Kız, sakin şekilde padişahı dinledikten sonra demiş ki; Haşmetli padişahım, siz buraya gelirken gördüm ki; avdan geliyordunuz ve çok yorgundunuz!. Bizim de suyumuz soğuktur!. Yorgun iken soğuk suyu hızlıca içerseniz, ciğerlerinize zarar verir!. Bundan dolayı bir saman çöpünü yıkadım ve kasenin içine attım ki, yavaş yavaş içesiniz!. Padişah, duydukları karşısında hayrete düşmüş ve kendini tutamayıp padişahlık kibriyle şöyle demiş: Bir Çingen çadırında bu kadar akıllı bir kız nasıl olur, bu ancak padişah kızlarında olacak bir akıldır! Çingen beyi ve kızı bu aşağılamayı çaresiz boyun büküp sineye çekmişler!.
Derken lala söze girmiş; Padişahım, bu gün ben de şehzademizden ona yakışmayacak davranışlar gördüm, demiş! Padişah da neler olduğunu anlatmasını istemiş! Lala, şehzadenin yolda çalılar, eşekler ve servi çubuklarını gördüğünde söylediklerini anlatmış ve eklemiş; Sarayda büyüyen şehzademiz, Çingen işlerini nerden öğrenmiş hayret ettim!.
Herkes şaşırıp kalmış! Çingen beyi de dayanamayıp; padişahım bir hayretlik olay da ben anlatayım, diye söz istemiş, destur almış ve başlar anlatmaya! Yıllar önce bir sarayın önünden geçiyorduk, sarayda bir telaş olduğunu gördük! … O gün sultanın bize verdiği kız çocuğu size su getiren o akıllı kızdır ve sizin kızınızdır, sizin şehzade de bizim o gün sultana bıraktığımız oğlumuzdur!
Şaşkınlıktan yüzler kızarır, padişah ne yapacağını, ne diyeceğini şaşırır! Ortamın gerildiğini gören tecrübeli veziriazam, sözlerle yumuşatmaya çalışır: Efendim ben huylunun huyundan vazgeçmeyeceği anlamına gelen; her şey aslına döner, demiş ve devam etmiş veziriazam! Gördüğünüz gibi ey insanlar, padişahımızın kızı Çingen çadırında büyüse de aklı ve huyunu, zarafet ve hikmetle kullanıyor! Çingen beyinin oğlu da, saraydaki muhteşem eğitimlerden geçse de aklı ve huyunu süpürge, elek ve sepetle meşgul ediyor!

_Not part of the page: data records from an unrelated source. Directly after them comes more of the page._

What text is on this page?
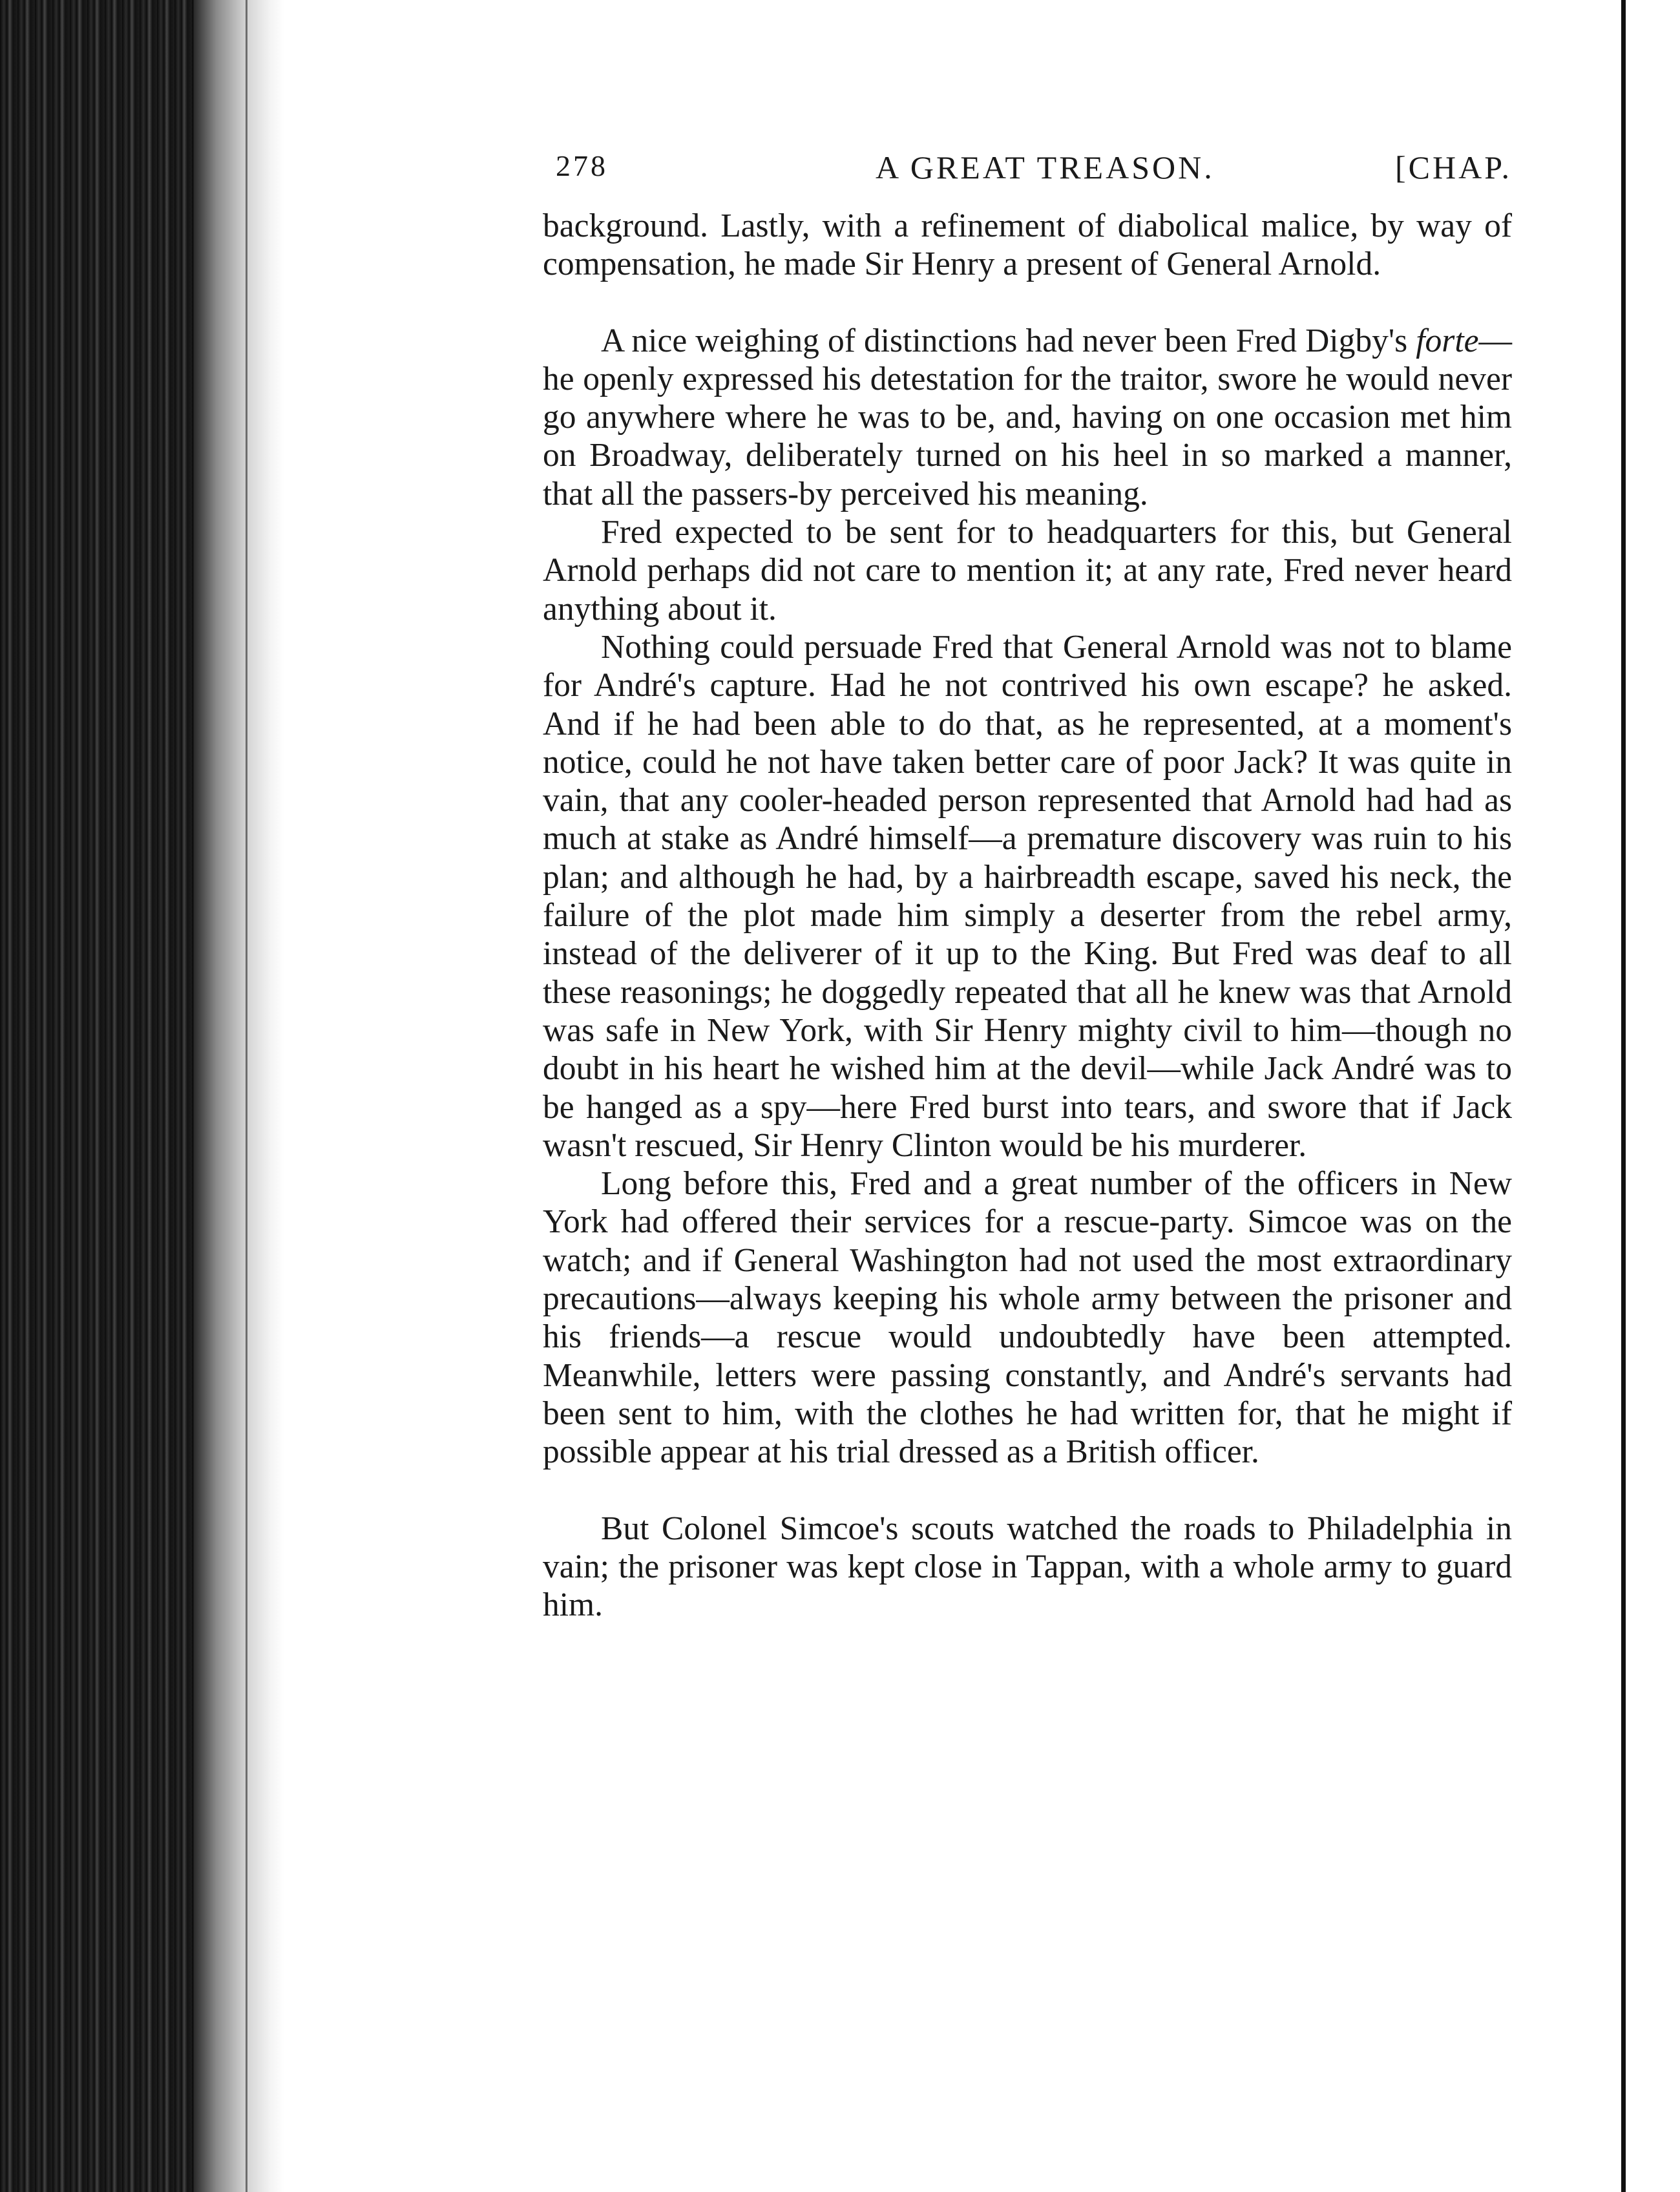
278	A GREAT TREASON.	[CHAP.

background. Lastly, with a refinement of diabolical malice, by way of compensation, he made Sir Henry a present of General Arnold.

A nice weighing of distinctions had never been Fred Digby's forte—he openly expressed his detestation for the traitor, swore he would never go anywhere where he was to be, and, having on one occasion met him on Broadway, deliberately turned on his heel in so marked a manner, that all the passers-by perceived his meaning.

Fred expected to be sent for to headquarters for this, but General Arnold perhaps did not care to mention it; at any rate, Fred never heard anything about it.

Nothing could persuade Fred that General Arnold was not to blame for André's capture. Had he not contrived his own escape? he asked. And if he had been able to do that, as he represented, at a moment's notice, could he not have taken better care of poor Jack? It was quite in vain, that any cooler-headed person represented that Arnold had had as much at stake as André himself—a premature discovery was ruin to his plan; and although he had, by a hairbreadth escape, saved his neck, the failure of the plot made him simply a deserter from the rebel army, instead of the deliverer of it up to the King. But Fred was deaf to all these reasonings; he doggedly repeated that all he knew was that Arnold was safe in New York, with Sir Henry mighty civil to him—though no doubt in his heart he wished him at the devil—while Jack André was to be hanged as a spy—here Fred burst into tears, and swore that if Jack wasn't rescued, Sir Henry Clinton would be his murderer.

Long before this, Fred and a great number of the officers in New York had offered their services for a rescue-party. Simcoe was on the watch; and if General Washington had not used the most extraordinary precautions—always keeping his whole army between the prisoner and his friends—a rescue would undoubtedly have been attempted. Meanwhile, letters were passing constantly, and André's servants had been sent to him, with the clothes he had written for, that he might if possible appear at his trial dressed as a British officer.

But Colonel Simcoe's scouts watched the roads to Philadelphia in vain; the prisoner was kept close in Tappan, with a whole army to guard him.
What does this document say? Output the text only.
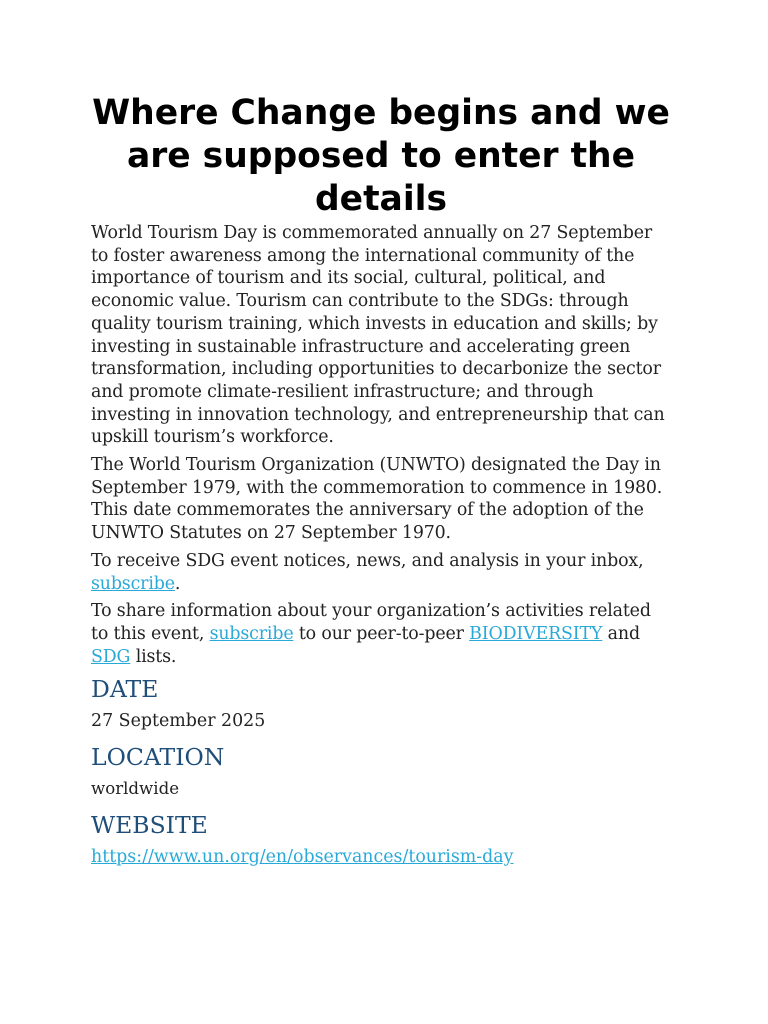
Where Change begins and we are supposed to enter the details

World Tourism Day is commemorated annually on 27 September to foster awareness among the international community of the importance of tourism and its social, cultural, political, and economic value. Tourism can contribute to the SDGs: through quality tourism training, which invests in education and skills; by investing in sustainable infrastructure and accelerating green transformation, including opportunities to decarbonize the sector and promote climate-resilient infrastructure; and through investing in innovation technology, and entrepreneurship that can upskill tourism’s workforce.

The World Tourism Organization (UNWTO) designated the Day in September 1979, with the commemoration to commence in 1980. This date commemorates the anniversary of the adoption of the UNWTO Statutes on 27 September 1970.

To receive SDG event notices, news, and analysis in your inbox, subscribe.

To share information about your organization’s activities related to this event, subscribe to our peer-to-peer BIODIVERSITY and SDG lists.

DATE

27 September 2025

LOCATION

worldwide

WEBSITE

https://www.un.org/en/observances/tourism-day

Eskiler ne güzel ifade buyurmuş! Asıl azmaz bal kokmaz, kokarsa yağ kokar çünkü aslı ayrandır!. Kişinin dostu; aklının kılavuzudur!. Herkes, kendi ayarı ve aklına göre dost edinir!. Kendi cinsinden olmayanla sohbet etmek, adeta mezara girmektir! Temizler, temizler içindir, ayeti kerimesinde olduğu gibi Alemde her şey, bir şeyi cezp eder!. Cehennem ehli olanlar, cehennem ehli olanları, nura mensup olanlar da ancak nura mensup olanları cezp eder!
Hz. Mevlana; Her kuş kendi cinsiyle uçar, buyurmaktadır! Kumruyla karga beraber uçmaz!. Güvercinle kumru beraber uçmaz!. Serçe bıldırcınla beraber uçmaz!. Hepsi kendi cinsiyle uçar!. Bazı kuşları da görürsün farklı cinstir fakat bir arada dururlar!. Onlar da sakat kuşlardır!. Kiminin kanadı kırık, kiminin gözü kör, sakat oldukları için bir arada duruyorlar!.